When Will suggests that they try to pick up some teenage girls around the campsite, Jamie goes along with Will’s antics, but it is both interesting and awkward how Jamie handles their night out on the prowl. Jamie is not sure about the delicacies of chatting up a girl, however he finds his own way of dealing with it in a quite humorous scene in the film. An awkward encounter between Jamie and another shy teenager, Erika (Marion van Cuyck) brings to light his inner yearning for Dan. But, back in his tent that night, his dreams wander between the possibility of intimacy with an attractive teenage girl and a 26-year-old charming ‘big boy’ “bear” who is Dan. This realization on the part of Jamie is sensitively handled as Jamie senses that Dan is the object of his affection.
Dan is good-looking and happens to be larger sized which is definitely something that set off Jaime’s attraction in the first place. Dan’s manly attention to Jamie’s older female cousin Allie places Jamie in a space of longing for attention from Dan. It’s when the two of them are thrown together while they are hiking on their own, that Jamie realizes that he needs to break out of his shell and somehow manage to open up to the object of his affection. Big Boys tells a story of unrequited queer desire which is one of the most realistic things about the film.
One of the joys of Big Boys lies in the contrast between the film’s easy-going, unforced rhythm and Jamie’s mounting desire for Dan, whose larger build and flashing eyes make him seem like his older double. Jaime is so awkward around Dan, with his highly expressive fidgeting betraying his attempts to hide his internal chaos. Dan as played by David Johnson looks and acts like a charming gay “bear”. Although, clearly heterosexual in the role, he is just sexually attractive enough to entice gay viewers.
In talking about his film, Corey Sherman points out that usually young gay teenagers are portrayed as thin, white, and conventionally attractive. Since he grew up as a ‘big boy’ himself, Sherman felt that he wanted to reflect his own experience on the screen. “I almost never saw anything that showed bigger people respect and treated their stories as if they were just as important as the thinner characters, and that their characters were as worthy of romance. If the character was big and likeable, then they were just the sidekick or they were just a complete joke.”

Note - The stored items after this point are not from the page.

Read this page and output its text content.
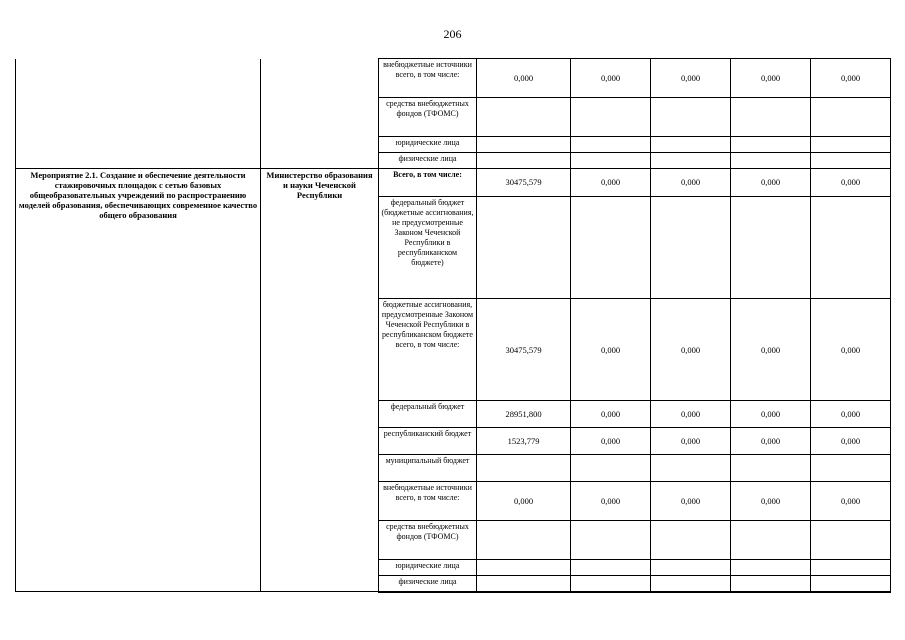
206
		внебюджетные источники всего, в том числе:	0,000	0,000	0,000	0,000	0,000
		средства внебюджетных фондов (ТФОМС)					
		юридические лица					
		физические лица					
Мероприятие 2.1. Создание и обеспечение деятельности стажировочных площадок с сетью базовых общеобразовательных учреждений по распространению моделей образования, обеспечивающих современное качество общего образования	Министерство образования и науки Чеченской Республики	Всего, в том числе:	30475,579	0,000	0,000	0,000	0,000
		федеральный бюджет (бюджетные ассигнования, не предусмотренные Законом Чеченской Республики в республиканском бюджете)					
		бюджетные ассигнования, предусмотренные Законом Чеченской Республики в республиканском бюджете всего, в том числе:	30475,579	0,000	0,000	0,000	0,000
		федеральный бюджет	28951,800	0,000	0,000	0,000	0,000
		республиканский бюджет	1523,779	0,000	0,000	0,000	0,000
		муниципальный бюджет					
		внебюджетные источники всего, в том числе:	0,000	0,000	0,000	0,000	0,000
		средства внебюджетных фондов (ТФОМС)					
		юридические лица					
		физические лица					
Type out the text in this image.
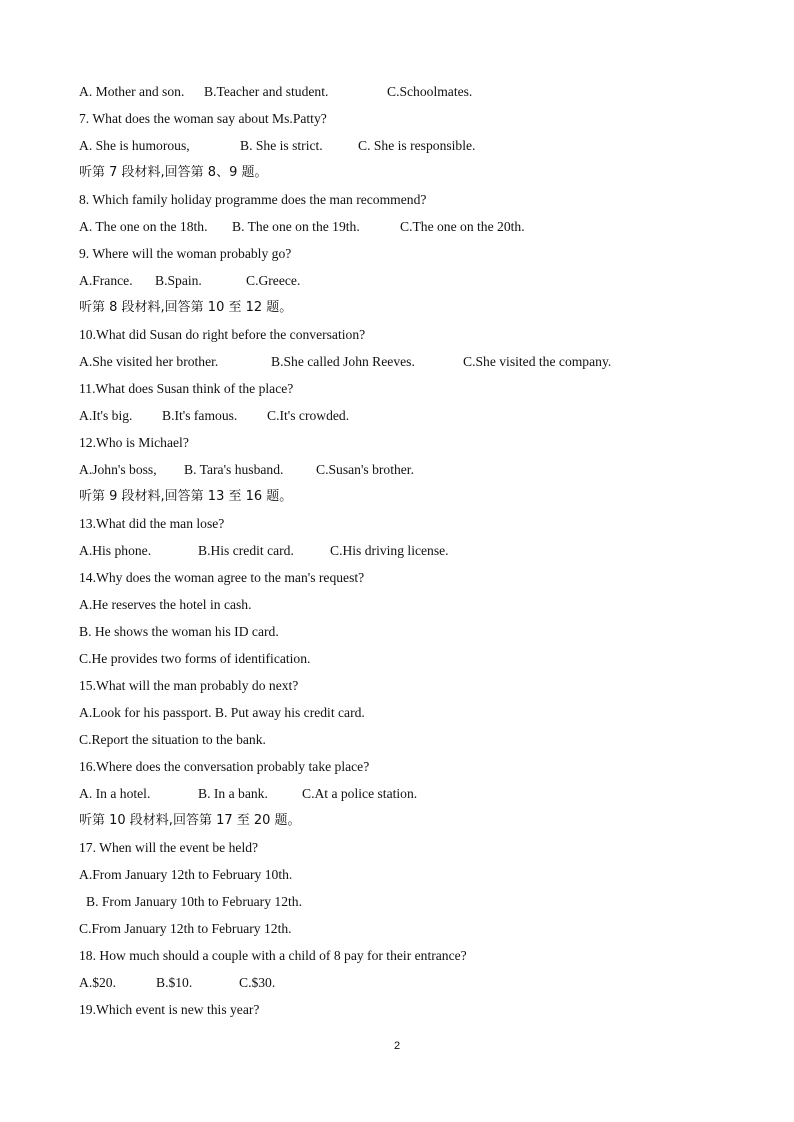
A. Mother and son.

B.Teacher and student.

	C.Schoolmates.

7. What does the woman say about Ms.Patty?

A. She is humorous,

	B. She is strict.

	C. She is responsible.

听第 7 段材料,回答第 8、9 题。
8. Which family holiday programme does the man recommend?

A. The one on the 18th.

B. The one on the 19th.

	C.The one on the 20th.

9. Where will the woman probably go?

A.France.

B.Spain.

	C.Greece.

听第 8 段材料,回答第 10 至 12 题。
10.What did Susan do right before the conversation?

A.She visited her brother.

	B.She called John Reeves.

	C.She visited the company.

11.What does Susan think of the place?

A.It's big.

B.It's famous.

C.It's crowded.

12.Who is Michael?

A.John's boss,

B. Tara's husband.

C.Susan's brother.

听第 9 段材料,回答第 13 至 16 题。
13.What did the man lose?

A.His phone.

	B.His credit card.

	C.His driving license.

14.Why does the woman agree to the man's request?
A.He reserves the hotel in cash.
B. He shows the woman his ID card.
C.He provides two forms of identification.
15.What will the man probably do next?
A.Look for his passport. B. Put away his credit card.
C.Report the situation to the bank.
16.Where does the conversation probably take place?

A. In a hotel.

	B. In a bank.

	C.At a police station.

听第 10 段材料,回答第 17 至 20 题。
17. When will the event be held?
A.From January 12th to February 10th.
B. From January 10th to February 12th.
C.From January 12th to February 12th.
18. How much should a couple with a child of 8 pay for their entrance?

A.$20.

	B.$10.

	C.$30.

19.Which event is new this year?
2
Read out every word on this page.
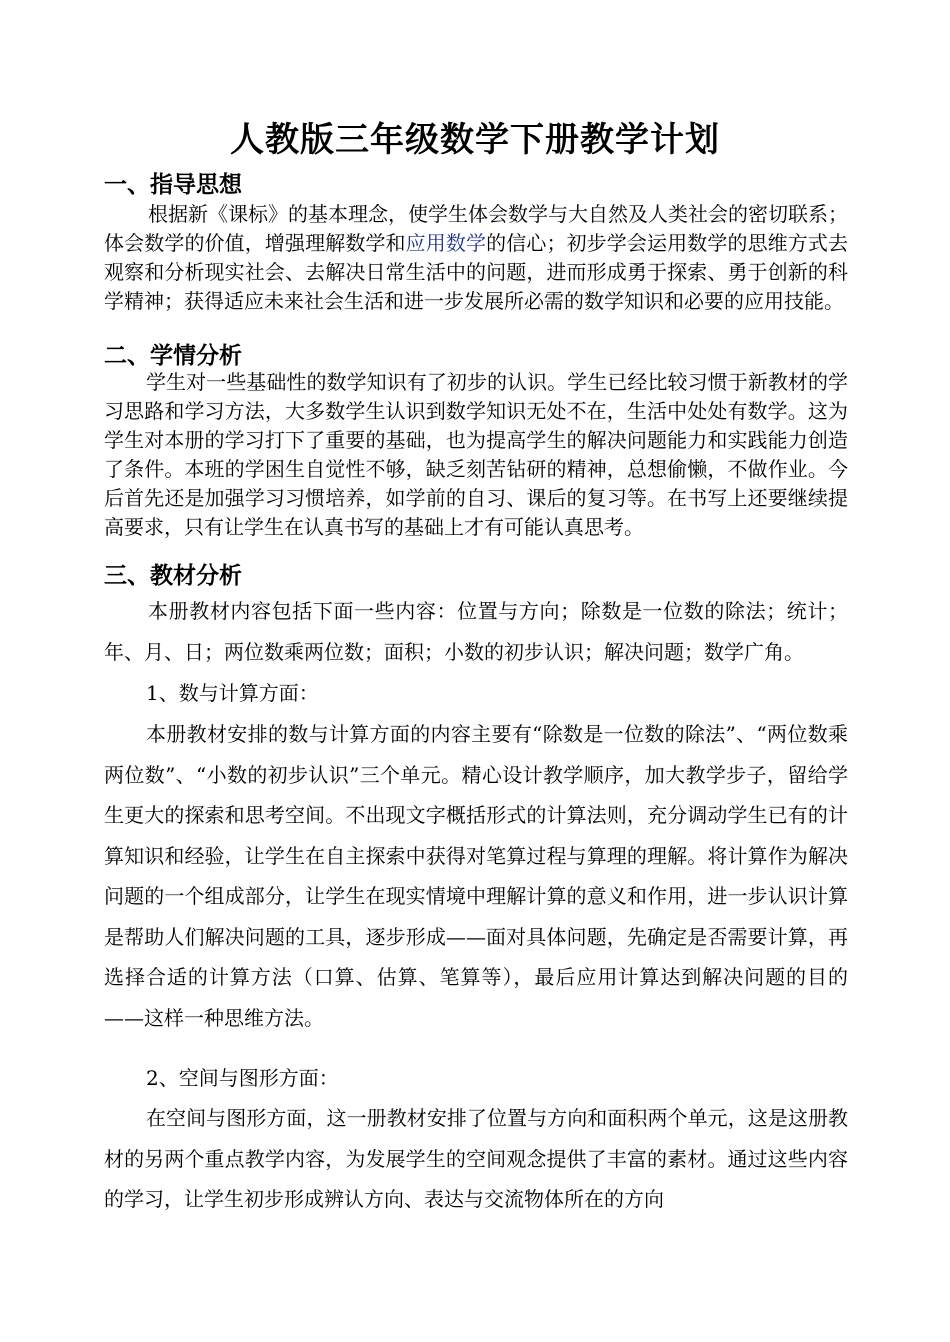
人教版三年级数学下册教学计划
一、指导思想
根据新《课标》的基本理念，使学生体会数学与大自然及人类社会的密切联系；体会数学的价值，增强理解数学和应用数学的信心；初步学会运用数学的思维方式去观察和分析现实社会、去解决日常生活中的问题，进而形成勇于探索、勇于创新的科学精神；获得适应未来社会生活和进一步发展所必需的数学知识和必要的应用技能。
二、学情分析
学生对一些基础性的数学知识有了初步的认识。学生已经比较习惯于新教材的学习思路和学习方法，大多数学生认识到数学知识无处不在，生活中处处有数学。这为学生对本册的学习打下了重要的基础，也为提高学生的解决问题能力和实践能力创造了条件。本班的学困生自觉性不够，缺乏刻苦钻研的精神，总想偷懒，不做作业。今后首先还是加强学习习惯培养，如学前的自习、课后的复习等。在书写上还要继续提高要求，只有让学生在认真书写的基础上才有可能认真思考。
三、教材分析
本册教材内容包括下面一些内容：位置与方向；除数是一位数的除法；统计；年、月、日；两位数乘两位数；面积；小数的初步认识；解决问题；数学广角。
1、数与计算方面：
本册教材安排的数与计算方面的内容主要有“除数是一位数的除法”、“两位数乘两位数”、“小数的初步认识”三个单元。精心设计教学顺序，加大教学步子，留给学生更大的探索和思考空间。不出现文字概括形式的计算法则，充分调动学生已有的计算知识和经验，让学生在自主探索中获得对笔算过程与算理的理解。将计算作为解决问题的一个组成部分，让学生在现实情境中理解计算的意义和作用，进一步认识计算是帮助人们解决问题的工具，逐步形成——面对具体问题，先确定是否需要计算，再选择合适的计算方法（口算、估算、笔算等），最后应用计算达到解决问题的目的——这样一种思维方法。
2、空间与图形方面：
在空间与图形方面，这一册教材安排了位置与方向和面积两个单元，这是这册教材的另两个重点教学内容，为发展学生的空间观念提供了丰富的素材。通过这些内容的学习，让学生初步形成辨认方向、表达与交流物体所在的方向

Early on, Jamie struggles to take his tee-shirt off to swim in the lake. By the end of the film, he has changed and actually goes into the lake with his brother topless. Nothing more is said of it. He has become comfortable in his own skin, and that is how Jamie fantasizes himself in a scene where he imagines hooking up with Dan later in life when he is in his 20s. “When he manifests himself in the future,” Sherman explains, “he’s not a thin supermodel. He’s still a big guy. That’s part of who he is, and he doesn’t find that’s something that he needs to get rid of to be attractive.”
There is no cliched “coming out” scene on the part of Jamie. It’s a quiet realization on the part of Jamie that it’s alright to be attracted to another man. He doesn’t feel pressured to act out standard positions about masculinity or sexuality. “Just because I was big then – and I still am – I’d have felt this feeling of being validated, and being shown that my body is attractive too.”
16-year-old lead actor, Isaac Krasner, provides a breakthrough performance reminiscent of Jason Schwartzman in Rushmore. His 14-year-old character, Jamie, also exudes the studied charm and comic fastidiousness of Rushmore’s hero Max Fischer. David Johnson as Dan is charming in his own way and kind-hearted in the latitude, he gives to this ‘big boy’ teenager who is trying to figure things out.